J: (She started to talk, then cleared her throat, as though the being had to adjust to her vocal cords. The next voice was definitely feminine and softer.) There have been no regulation violations. But we would caution you to be extremely careful in your casual discussions of the phenomenon. You must be careful with whom you share casual information. There are sensitive areas. It is important, I repeat, just casual information and sharing is not allowed. You have done well, and we are thankful. One of the problems could be the nature of the information, and the timing. It is not a matter for everyone to know everything. You are very good at being able to determine who should know what. That is a level of your expertise that allows us to work with you well. It is not a matter of trusting or not trusting you, as much as it is a matter of timing. Time to know, time not to know. So, whenever you are given information in the future there will sometimes be instructions not to divulge it, until you are given further instructions. Perhaps you can find a way if it is necessarily crucial to something on which others are working, to advise them. But do not divulge your source. We will be orchestrating their knowledge, so that anything that is shared with others will be of a nature that it is preapproved.
Throughout, the author does not seem concerned with establishing even the pretense of plausibility and her interview techniques are atrocious, clearly meant to assist her subjects in their inventions. The so-called secrets of the universe that these women are meant to possess are nothing but sci-fi cliches and it is telling that, in both cases, the women made great efforts to get in contact with and work with Cannon, who made herself available to them only sporadically. If, as she claims, Cannon was receiving “lost knowledge” and “allowed to have the answers to any questions [she] wished to ask” from these women, it is odd that she was unwilling to go out of her way to meet with them, and prioritized speaking engagements and mundane entrepreneurial activities over receiving information that, if true, would be of infinite value.

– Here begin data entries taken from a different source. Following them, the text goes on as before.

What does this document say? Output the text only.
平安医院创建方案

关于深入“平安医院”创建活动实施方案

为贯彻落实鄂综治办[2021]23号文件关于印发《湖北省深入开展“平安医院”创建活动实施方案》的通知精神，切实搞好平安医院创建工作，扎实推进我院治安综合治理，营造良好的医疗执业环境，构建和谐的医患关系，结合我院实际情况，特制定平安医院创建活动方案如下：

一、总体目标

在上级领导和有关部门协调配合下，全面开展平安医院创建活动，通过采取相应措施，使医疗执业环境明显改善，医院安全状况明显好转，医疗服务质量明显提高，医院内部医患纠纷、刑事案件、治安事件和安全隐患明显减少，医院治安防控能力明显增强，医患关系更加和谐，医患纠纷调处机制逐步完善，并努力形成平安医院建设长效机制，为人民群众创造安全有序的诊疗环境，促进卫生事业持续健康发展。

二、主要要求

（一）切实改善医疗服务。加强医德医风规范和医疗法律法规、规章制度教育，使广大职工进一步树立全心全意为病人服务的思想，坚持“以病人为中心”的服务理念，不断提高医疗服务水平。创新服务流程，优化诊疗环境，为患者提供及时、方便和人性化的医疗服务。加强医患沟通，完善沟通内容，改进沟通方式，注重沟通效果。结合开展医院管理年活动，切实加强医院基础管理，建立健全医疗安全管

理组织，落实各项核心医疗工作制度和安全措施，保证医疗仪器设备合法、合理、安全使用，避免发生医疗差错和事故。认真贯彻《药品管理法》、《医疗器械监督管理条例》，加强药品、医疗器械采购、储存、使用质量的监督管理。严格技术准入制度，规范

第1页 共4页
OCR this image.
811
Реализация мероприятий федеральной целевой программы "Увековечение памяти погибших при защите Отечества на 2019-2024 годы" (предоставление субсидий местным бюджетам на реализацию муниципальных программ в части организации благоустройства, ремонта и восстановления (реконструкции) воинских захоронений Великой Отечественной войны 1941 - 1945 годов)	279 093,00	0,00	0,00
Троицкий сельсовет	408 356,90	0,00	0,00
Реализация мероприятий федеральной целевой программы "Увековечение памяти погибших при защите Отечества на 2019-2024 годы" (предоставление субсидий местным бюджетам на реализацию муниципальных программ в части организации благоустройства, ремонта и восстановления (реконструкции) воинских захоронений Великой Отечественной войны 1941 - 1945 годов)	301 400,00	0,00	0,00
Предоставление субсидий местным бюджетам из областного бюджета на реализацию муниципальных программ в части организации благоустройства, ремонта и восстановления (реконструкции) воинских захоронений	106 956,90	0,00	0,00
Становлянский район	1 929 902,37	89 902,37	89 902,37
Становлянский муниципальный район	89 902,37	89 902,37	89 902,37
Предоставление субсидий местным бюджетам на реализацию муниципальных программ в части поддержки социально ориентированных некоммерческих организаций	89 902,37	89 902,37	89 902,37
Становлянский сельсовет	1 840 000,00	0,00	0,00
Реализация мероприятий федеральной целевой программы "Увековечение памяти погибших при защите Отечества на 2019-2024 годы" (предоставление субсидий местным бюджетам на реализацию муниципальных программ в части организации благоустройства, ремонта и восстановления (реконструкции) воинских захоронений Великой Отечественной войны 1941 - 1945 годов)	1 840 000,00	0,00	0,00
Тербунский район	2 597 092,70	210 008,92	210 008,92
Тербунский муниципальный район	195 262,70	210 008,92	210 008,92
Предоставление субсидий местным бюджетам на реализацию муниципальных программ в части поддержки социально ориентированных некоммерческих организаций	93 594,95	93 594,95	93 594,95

All of this might lead you to wonder, as I did, how such a ridiculous book could come to be published. It turns out that the author literally started her own company (Ozark Mountain Publishing) because no one else would touch her work. The fact that she was forced to go to such lengths would be an encouraging statement about the survival of common sense amongst readers, if it weren’t for the fact that, for some inexplicable reason, Cannon managed to develop a following of people who took her seriously and continue to propagate her bat-shit crazy legacy even after her death.
Why I read it: It came up in conversation with my massage therapist.
The Field Guide
The Field Guide: The Art, History and Philosophy of Crop Circle Making by Rob Irving and John Lundberg, edited by Mark Pilkington, 2/5
This book, bizarrely, seems to affirm the mystic nature of crop circles (in the process, condoning the associated pseudo-science and quackery of self-styled “experts” in the field) while completely denying crop circles’ otherworldly origins so blatantly as to give instructions for their creation and to interview the men credited with starting the whole phenomenon back in the 1980s. At least, that’s what I understood from the rambling, incomplete sentences in this confused and cluttery little book, which is so deficient as to lack even good photographs of the patterns it describes. The only redeeming feature of this little disaster is the informative interviews with crop circle makers at the end.
Why I read it: the title caught my eye in a used bookstore.